High Yield debt is High Yield because of the underlying risk profile of the issuer. “Whole Business” securities masked this risk – and won High Grade status – by pledging additional assets. Guess which security type is blowing up?
High Yield debt is High Yield no matter how you package it. High Yield issuance exploded some 20-plus years ago. I lived through it in Putnam’s High Yield operation where we owned debt issues from risky companies such as Global Crossing during the Telco boom. It was during this period (mid-to-late 1990s), that mortgage-backed securities started to explode.
The mid-2000’s took High Yield debt issues to another level. Mortgage loans that should have never been extended were packaged with high grade debt obfuscating the underlying High Yield risk. These bogus “High Grade” mortgage-backed securities (“MBS”), exploded causing the 2008 financial crisis. Read “The Big Short” (link below).

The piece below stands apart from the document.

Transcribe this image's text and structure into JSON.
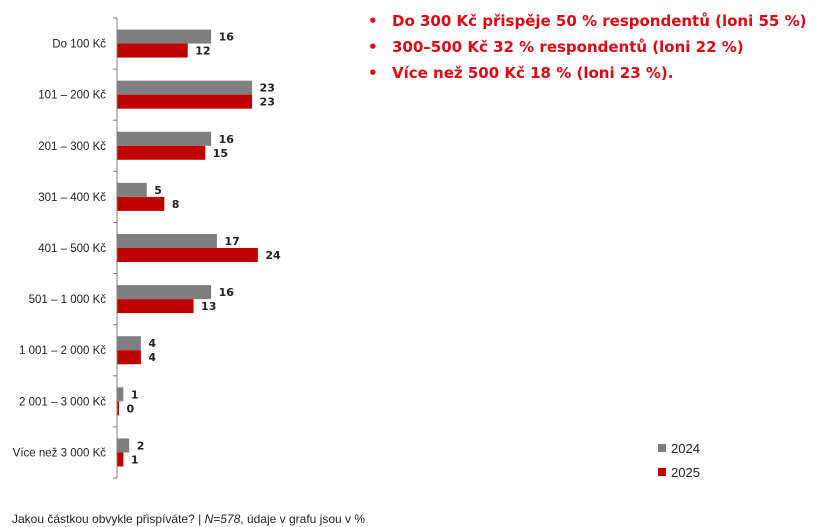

We did it again in 2019. Smart people ignored their better judgement in an effort to generate yield. Yield is scarce as interest rates are maintained at artificially low levels for political reasons. What happened? Companies securitized everything, including that which was bolted down in an effort to generate yield. Risky businesses such as food chains, preschools, music royalty distributors and even massage parlors – traditionally High Yield issuers – essentially pledged their entire businesses as collateral. These quirky debt issues are known as “whole-business” securities and reached record levels in 2019. The odd thing is that many of these debt issuances won High Grade status simply because more assets were pledged as collateral, ignoring issuers’ underlying risk profiles.